Cold and clear at sunrise, with sound out of the east: the quarry’s daily grind instead of the interstate. A jay answers a reverse-beeping truck.
blue jays
Friday October 14, 2022
A hair above freezing. A pair of jays fresh from their ablutions ascend a flaming birch, gleaning insects on their way to the oaks.
Sunday September 25, 2022
Showers give way to tentative sunlight by late morning. It’s quiet. A lone blue jay calls.
Tuesday September 07, 2021
Sunlight leaks down from the treetops. A blue jay’s brassy call. Then the silence resumes where it left off.
Friday March 09, 2018
New snow blown about by a bitter wind. A red-tailed hawk struggles to gain altitude, mocked by a blue jay doing its best hawk scream.
Saturday January 20, 2018
Just above freezing but it feels like a day at the beach—sun on white sand, a steady breeze, the surf-like hiss of pines, a jay for a gull.
Tuesday November 21, 2017
Clear and still. A blue jay in the big maple drops down to the stream, and stands on the bank stabbing at the dark water with its bill.

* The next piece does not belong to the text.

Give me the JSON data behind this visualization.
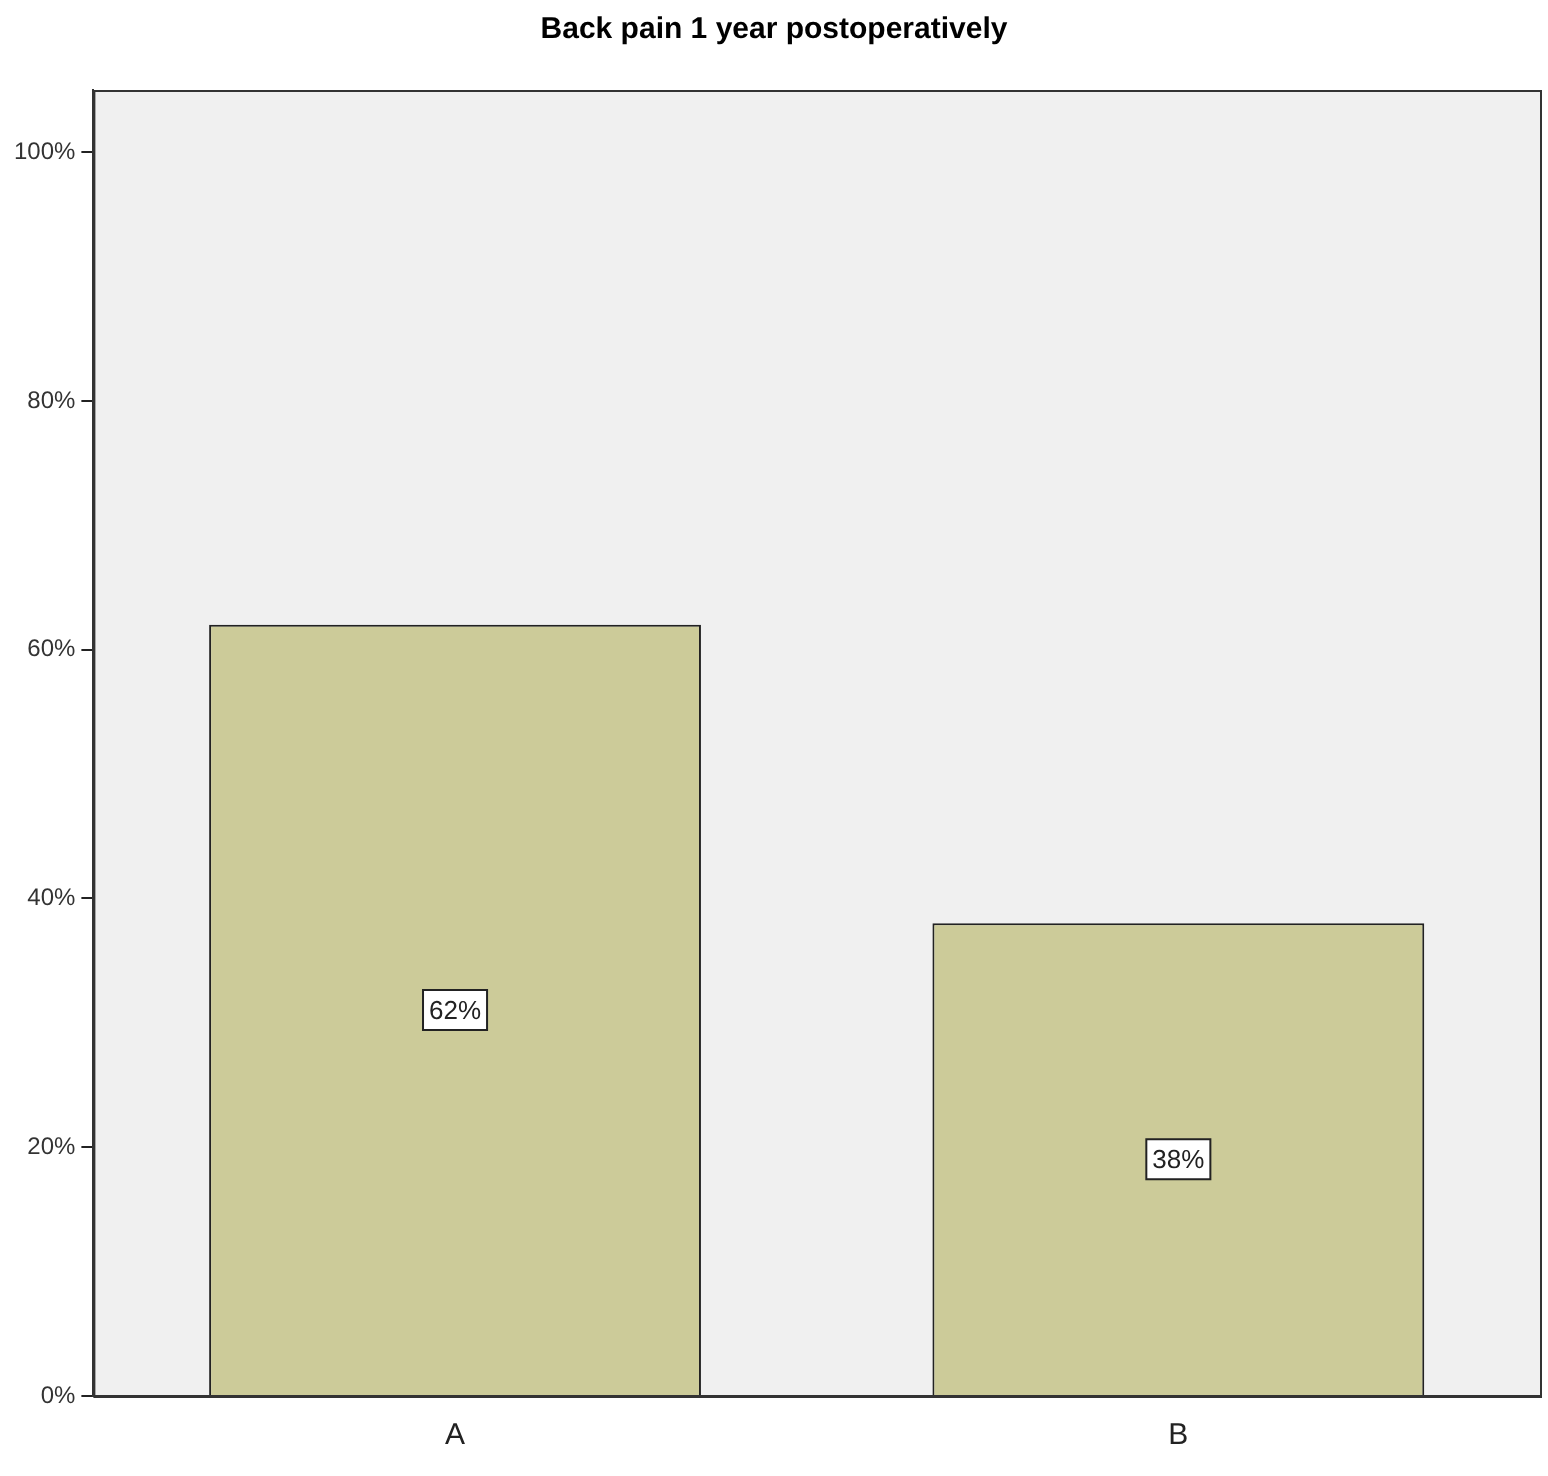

Saturday November 04, 2017
Cold with mellow sunshine. A vociferous blue jay pauses to swipe its bill vigorously against the branch and scratch its face with one foot.
Friday October 27, 2017
From under a hat brim ablaze with sun, I gaze out at the stiltgrass glazed with frost. Jays in the treetops. Falling acorns tick and tock.
Monday October 02, 2017
Another cold, clear morning. When the jays and squirrels stop yammering, the silence seems unusually thick. Then it hits me: no crickets.
Sunday September 10, 2017
Hard to pin-point the emotions evoked by familiar bird calls, beyond just “blue jay feeling,” “nuthatch feeling,” “goldfinch feeling.”
Friday March 17, 2017
I take off my hat to sunbathe as icicles drop, turning the roof toothless. The brass section tunes up: jay, cardinal, song sparrow.
Tuesday February 28, 2017
Sun gleams on the rain-damp leaf duff. In the blue sky, a grackle cackles. Blue jays jeer. The lilac limbs are beginning to blush green.
Sunday January 29, 2017
Male cardinals bathe side-by-side in the stream, then resume chasing. A jay perches in a dogwood bush shaking the water from his wings.